Галиндес - Мануэль Монтальбан
Шрифт:
Интервал:
Закладка:
Они ждут, пока засмеется Трухильо, чтобы расхохотаться самим; они смеются до упаду, а когда кто-то стихает, другие хохочут еще громче, потому что-то диктатор еще делает вид, что еле сдерживается от смеха. Трухильо решает, что довольно фривольности, и достаточно одного его взгляда, чтобы в комнате воцарилась торжественная тишина, как в зале судебных заседаний.
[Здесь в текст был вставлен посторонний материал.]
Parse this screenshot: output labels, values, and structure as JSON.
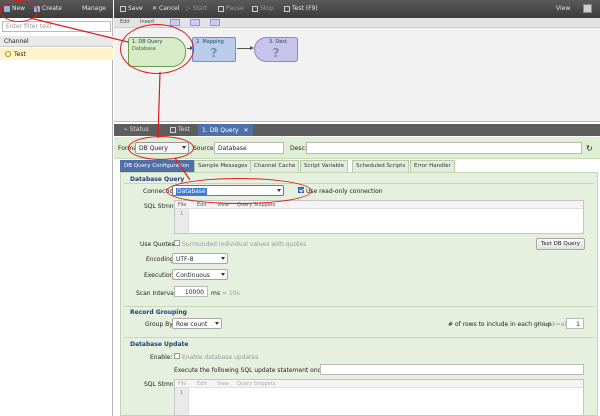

– Он все подвергает критике, ваше превосходительство. Начиная с девиза, который выражает саму христианскую суть вашего правления – «Бог и Трухильо», до способа защищать демократию – давления, которое вы, по утверждению обвиняемого, оказали на Периклито Франко, угрожая его отцу, дону Периклу, который оказался здесь в заложниках, когда его сын-коммунист отправился в эмиграцию. Он критикует то, что доминиканцы устраивают демонстрации в честь вашего превосходительства и что в толпе радостно приветствующего вас народа идут евреи и испанские эмигранты, выражая таким образом вашему превосходительству свою благодарность за великодушие, благодаря которому они получили убежище в нашей стране. Более того, он, ваше превосходительство, похваляется тем, что на первую демонстрацию не пошел: «От необходимости идти на первую демонстрацию я был избавлен, потому что приехал только через две недели, но в последующие годы мне приходилось не раз принимать в них участие. Мои товарищи рассказывали мне, какое абсурдное…», – я хочу подчеркнуть, ваше превосходительство, это определение: «абсурдное» – «…впечатление на них произвела эта демонстрация; и это было их первое впечатление от режима Трухильо».
– А ведь это все было так прекрасно, так искренне – спонтанное проявление народных чувств.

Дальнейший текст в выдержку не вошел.